Oleh: Raja Oloan Tumanggor
VIRUS corona baru atau Covid-19 telah merambat hampir di seluruh dunia, sehingga organisasi kesehatan dunia (WHO) menetapkannya sebagai pandemi.
Data terbaru yang dilansir dari Worldometers per 28 April 2020 mengemukakan bahwa virus corona telah menjangkiti 3.080.101 orang di seluruh dunia dengan kematian mencapai 212.265 orang dan yang dinyatakan sembuh 929.077 orang.
Dalam perhitungan global, Indonesia menduduki urutan 36 dari 210 negara dengan 9.511 kasus di mana 773 meninggal dan 1.254 orang sembuh.
Berdasarkan data itu virus corona telah menjadi ancaman serius bagi penduduk dunia. Tidak heran berbagai upaya telah dilakukan untuk menanggulangi wabah ini. Dampak yang ditimbulkan juga kena langsung ke masalah sosial, politis, ekonomis, dan psikologis.
Pemerintah melalui berbagai kebijakan ekonomi dan politis berusaha mengatasi. Para peneliti bidang kesehatan bekerja keras di laboratorium mencari vaksin yang bisa meminimalisir, mencegah atau bahkan mengobati penyakit ini.
Sementara itu, para dokter dan tenaga medis berjuang di garda terdepan menyelamatkan jiwa para pasien yang terpapar virus corona mematikan itu.
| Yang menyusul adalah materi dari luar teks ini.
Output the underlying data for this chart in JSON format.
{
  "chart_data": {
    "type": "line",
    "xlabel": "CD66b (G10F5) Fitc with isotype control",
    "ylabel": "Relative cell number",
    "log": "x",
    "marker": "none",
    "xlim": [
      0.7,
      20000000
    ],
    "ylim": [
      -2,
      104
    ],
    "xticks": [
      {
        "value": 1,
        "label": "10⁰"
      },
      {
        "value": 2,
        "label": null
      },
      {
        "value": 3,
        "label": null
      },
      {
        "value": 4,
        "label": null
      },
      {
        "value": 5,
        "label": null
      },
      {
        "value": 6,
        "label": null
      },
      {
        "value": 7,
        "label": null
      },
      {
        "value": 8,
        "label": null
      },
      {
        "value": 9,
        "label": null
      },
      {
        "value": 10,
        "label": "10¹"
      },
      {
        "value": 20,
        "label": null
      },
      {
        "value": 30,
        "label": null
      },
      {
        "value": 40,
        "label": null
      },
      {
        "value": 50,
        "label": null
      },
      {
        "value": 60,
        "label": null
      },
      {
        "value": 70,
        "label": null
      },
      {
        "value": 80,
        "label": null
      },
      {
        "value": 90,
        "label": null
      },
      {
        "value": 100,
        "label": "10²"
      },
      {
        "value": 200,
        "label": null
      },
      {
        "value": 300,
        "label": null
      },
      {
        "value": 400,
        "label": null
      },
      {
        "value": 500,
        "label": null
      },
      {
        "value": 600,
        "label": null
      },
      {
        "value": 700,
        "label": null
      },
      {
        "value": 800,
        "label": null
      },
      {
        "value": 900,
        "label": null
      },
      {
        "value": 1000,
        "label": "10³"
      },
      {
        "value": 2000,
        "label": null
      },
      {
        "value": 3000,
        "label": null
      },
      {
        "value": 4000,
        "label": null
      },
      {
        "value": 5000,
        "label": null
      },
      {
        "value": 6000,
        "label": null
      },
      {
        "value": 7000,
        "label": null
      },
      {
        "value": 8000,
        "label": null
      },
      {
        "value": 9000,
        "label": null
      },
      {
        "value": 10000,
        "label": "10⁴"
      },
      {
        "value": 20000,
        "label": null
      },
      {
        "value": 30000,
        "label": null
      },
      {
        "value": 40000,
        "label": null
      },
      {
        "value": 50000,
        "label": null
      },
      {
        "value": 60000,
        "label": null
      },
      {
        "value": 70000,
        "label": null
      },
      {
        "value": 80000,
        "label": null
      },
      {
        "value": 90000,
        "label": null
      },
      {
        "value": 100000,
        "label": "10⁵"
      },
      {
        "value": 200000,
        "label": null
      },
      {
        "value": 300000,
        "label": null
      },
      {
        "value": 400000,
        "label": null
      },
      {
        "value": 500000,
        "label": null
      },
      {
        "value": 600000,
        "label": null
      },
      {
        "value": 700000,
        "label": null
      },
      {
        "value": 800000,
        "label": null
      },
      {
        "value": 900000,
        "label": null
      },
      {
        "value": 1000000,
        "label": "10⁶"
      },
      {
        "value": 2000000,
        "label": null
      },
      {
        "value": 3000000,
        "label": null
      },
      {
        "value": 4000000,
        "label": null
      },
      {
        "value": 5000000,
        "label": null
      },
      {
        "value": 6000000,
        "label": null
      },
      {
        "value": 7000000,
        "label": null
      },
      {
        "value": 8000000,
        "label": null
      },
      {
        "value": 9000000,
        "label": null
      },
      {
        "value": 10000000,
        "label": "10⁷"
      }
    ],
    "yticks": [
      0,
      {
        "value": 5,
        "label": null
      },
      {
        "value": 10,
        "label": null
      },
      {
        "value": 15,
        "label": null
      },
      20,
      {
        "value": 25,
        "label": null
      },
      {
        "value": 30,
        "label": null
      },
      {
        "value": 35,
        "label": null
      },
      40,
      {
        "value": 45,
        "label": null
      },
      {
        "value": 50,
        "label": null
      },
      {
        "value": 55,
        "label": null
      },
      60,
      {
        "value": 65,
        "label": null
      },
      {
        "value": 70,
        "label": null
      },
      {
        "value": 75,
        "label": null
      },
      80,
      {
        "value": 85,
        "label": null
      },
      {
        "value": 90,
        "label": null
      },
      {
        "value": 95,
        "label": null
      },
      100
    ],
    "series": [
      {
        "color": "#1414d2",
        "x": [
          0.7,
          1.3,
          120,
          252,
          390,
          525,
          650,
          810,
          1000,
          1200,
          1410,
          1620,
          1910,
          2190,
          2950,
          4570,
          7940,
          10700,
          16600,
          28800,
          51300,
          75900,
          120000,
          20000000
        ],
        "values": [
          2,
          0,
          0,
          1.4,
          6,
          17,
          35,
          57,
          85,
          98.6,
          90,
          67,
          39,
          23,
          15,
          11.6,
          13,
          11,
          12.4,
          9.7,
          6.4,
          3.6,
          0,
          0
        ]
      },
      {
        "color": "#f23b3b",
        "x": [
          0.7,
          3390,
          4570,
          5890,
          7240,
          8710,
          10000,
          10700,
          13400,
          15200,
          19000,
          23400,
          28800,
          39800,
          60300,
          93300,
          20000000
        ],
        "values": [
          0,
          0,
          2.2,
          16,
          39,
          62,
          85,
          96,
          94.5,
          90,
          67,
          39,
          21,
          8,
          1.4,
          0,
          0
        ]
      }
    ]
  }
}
Di sisi lain, penerapan kebijakan pembatasan sosial berskala besar (PSBB) yang saat ini telah berjalan diperpanjang lagi.
Physical distancing guna memutus rantai penyebaran virus telah berdampak pada persoalan ekonomis, di mana banyak perusahaan tidak beroperasi, sehingga terpaksa karyawannya di-PHK.
Akibatnya, angka pengangguran melonjak dan pekerja sektor informal kesulitan mendapatkan nafkah.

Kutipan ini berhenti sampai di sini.